Why do we hear that Text Messaging (SMS) is not acceptable in health care? What aspects of it aren’t good for medicine? Is there some technical flaw? Do we really understand all the issues?
I decided to look into the matter, and would like to summarize this mainly for doctors and clinical people. I’ll avoid using terms like protocol payloads and PDUs of GSM networks.
SMS is the industry term for Simple Messaging Service, a technology designed about 30 years ago and designed to operate internationally by phone providers. The familiar 140-character limit that still exists on Twitter even to this day traces back to this standard. Today, most of us refer to SMS and Text Messaging as the same thing.
Known SMS Security Issues
According to the Wikipedia article on SMS;
- Your Message is Exposed Over the Air: We must remember that anything that goes over the airwaves can be captured and then analyzed. While encryption is applied when your messages are exchanged, until 3G was introduced, it was quite easy to decipher mobile messages. In 3G and above the whole authentication and encryption have been revamped. One caveat is that you may not know if you are in 3G/4G mode; your phone can switch into 2G, for example, when you exhausted your data quota, or in a remote area where 3G is still not available.
- Messages are Stored First: Because you could be offline for a while, the carrier must store the message on its computers until it can contact your phone again. If someone is able to break in, or steal your phone this can expose your messages.
- Messages Can Hop Through Various Networks: This is not a direct point-to-point communication. Messages will go through various points in the network that you do not control. Someone could record the traffic and abuse it.
- Destination Identity Cannot Be Confirmed: There is no real confirmation that the recipient is indeed the person to whom you want to send the message. In other words, you can send a message to a wrong number, and it would be too late.

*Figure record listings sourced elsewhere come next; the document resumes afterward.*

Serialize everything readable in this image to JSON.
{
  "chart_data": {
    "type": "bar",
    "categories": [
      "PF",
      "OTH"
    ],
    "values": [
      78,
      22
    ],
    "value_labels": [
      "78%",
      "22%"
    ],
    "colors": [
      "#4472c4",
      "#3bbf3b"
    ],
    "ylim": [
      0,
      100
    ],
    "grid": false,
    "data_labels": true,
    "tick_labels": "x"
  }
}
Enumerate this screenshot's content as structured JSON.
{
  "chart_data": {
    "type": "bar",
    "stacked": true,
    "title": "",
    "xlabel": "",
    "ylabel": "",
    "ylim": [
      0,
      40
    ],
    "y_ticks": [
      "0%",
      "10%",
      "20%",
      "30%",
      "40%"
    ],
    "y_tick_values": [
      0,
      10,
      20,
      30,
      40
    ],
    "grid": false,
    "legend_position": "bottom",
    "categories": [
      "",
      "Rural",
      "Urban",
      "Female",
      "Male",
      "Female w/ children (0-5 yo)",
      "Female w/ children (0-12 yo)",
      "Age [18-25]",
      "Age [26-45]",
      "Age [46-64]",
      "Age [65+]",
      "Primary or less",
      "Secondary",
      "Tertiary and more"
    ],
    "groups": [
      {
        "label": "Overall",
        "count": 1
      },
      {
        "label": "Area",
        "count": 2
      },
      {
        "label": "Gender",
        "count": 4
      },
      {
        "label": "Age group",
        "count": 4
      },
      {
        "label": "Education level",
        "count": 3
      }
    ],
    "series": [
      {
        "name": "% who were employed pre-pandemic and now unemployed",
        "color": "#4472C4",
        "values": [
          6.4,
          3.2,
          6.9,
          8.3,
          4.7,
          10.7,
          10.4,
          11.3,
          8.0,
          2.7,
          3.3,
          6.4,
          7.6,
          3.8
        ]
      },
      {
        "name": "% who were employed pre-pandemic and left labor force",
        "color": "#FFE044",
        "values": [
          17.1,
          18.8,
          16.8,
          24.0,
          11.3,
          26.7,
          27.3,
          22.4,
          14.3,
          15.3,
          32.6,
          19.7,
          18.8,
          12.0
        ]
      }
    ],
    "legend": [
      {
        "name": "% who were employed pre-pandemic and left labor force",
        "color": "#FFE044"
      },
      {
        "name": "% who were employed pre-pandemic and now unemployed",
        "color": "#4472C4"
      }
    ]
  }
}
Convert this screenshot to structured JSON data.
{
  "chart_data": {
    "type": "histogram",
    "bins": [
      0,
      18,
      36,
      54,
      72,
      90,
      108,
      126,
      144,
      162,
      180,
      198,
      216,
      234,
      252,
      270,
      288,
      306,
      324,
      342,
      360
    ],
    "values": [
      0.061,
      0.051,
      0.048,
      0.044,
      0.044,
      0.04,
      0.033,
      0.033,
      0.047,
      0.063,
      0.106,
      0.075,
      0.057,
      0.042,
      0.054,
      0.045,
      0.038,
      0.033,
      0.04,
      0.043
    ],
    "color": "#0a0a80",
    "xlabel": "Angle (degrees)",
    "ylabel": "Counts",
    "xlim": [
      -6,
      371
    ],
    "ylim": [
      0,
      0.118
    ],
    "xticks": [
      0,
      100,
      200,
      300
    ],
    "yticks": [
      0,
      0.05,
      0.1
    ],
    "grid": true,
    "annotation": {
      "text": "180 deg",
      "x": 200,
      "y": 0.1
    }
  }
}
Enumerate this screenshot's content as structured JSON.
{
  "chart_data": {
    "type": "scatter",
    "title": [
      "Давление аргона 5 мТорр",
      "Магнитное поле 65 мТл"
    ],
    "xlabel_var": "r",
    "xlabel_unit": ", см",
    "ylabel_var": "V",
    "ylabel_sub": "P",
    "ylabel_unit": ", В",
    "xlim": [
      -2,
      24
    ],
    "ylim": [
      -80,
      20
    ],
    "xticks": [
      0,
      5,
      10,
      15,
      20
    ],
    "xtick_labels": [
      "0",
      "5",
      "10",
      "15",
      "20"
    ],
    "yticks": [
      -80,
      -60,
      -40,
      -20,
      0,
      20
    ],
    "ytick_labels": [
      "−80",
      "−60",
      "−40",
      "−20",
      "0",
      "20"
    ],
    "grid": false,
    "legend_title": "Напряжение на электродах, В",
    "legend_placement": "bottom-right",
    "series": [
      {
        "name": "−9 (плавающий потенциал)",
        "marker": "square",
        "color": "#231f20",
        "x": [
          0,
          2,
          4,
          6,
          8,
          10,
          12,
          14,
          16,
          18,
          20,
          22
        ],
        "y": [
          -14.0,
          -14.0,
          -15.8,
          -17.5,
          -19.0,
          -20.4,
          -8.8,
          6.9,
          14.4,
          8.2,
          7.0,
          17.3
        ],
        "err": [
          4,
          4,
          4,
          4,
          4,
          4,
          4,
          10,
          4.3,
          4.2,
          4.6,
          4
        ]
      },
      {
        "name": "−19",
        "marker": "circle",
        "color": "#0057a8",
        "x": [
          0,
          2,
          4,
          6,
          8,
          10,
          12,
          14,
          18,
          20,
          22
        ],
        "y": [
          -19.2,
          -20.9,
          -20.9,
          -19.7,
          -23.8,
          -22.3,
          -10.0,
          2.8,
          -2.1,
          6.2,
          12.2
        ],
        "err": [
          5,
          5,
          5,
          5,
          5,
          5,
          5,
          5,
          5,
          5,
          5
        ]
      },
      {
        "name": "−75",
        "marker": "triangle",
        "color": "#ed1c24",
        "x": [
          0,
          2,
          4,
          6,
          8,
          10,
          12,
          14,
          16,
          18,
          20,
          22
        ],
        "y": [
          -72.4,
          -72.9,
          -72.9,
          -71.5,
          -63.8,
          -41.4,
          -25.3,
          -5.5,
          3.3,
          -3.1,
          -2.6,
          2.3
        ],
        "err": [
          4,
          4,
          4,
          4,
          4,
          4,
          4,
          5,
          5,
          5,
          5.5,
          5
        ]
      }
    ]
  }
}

- Identity of Message Source Can Be Faked: Just as Caller IDs can also be faked, so can the source of the SMS message. Someone can use a caller ID of a doctor or a family member of a patient you know to get some important info.
Is SMS Really That Bad for Security?
Using text messaging exposes you to many security issues, but don’t lose sleep over this. Most messages are exchanged without an incident.
But it is time to move to a more secure solution where the access is controlled by you or your hospital's administrator; that you have an assurance of exactly who you are communicating with; and data are always encrypted from the moment you push the "send" button.
For HIPAA, you need to have additional security related controls such as being able to audit your medical information distribution and sharing activities. This would normally require a more healthcare dedicated system such as your EHR, PACS or our medically dedicated mobile photo solutions.
What We Recommend
First and most importantly, the majority of security breaches are due to the mismanagement of security practices. For example, do you change your office internal WiFi password when an employee quits? My other blog post, Seven Essential Low Tech Practices for Security Compliance, touches on this issue. Correct those “people” issues first.
There are many great secure messaging and sharing services out there and many of them are free or have great free trial programs. So why keep taking the risk? I would search for “Secure Messaging” or “Secure Photo Sharing” on your search engine and try them out.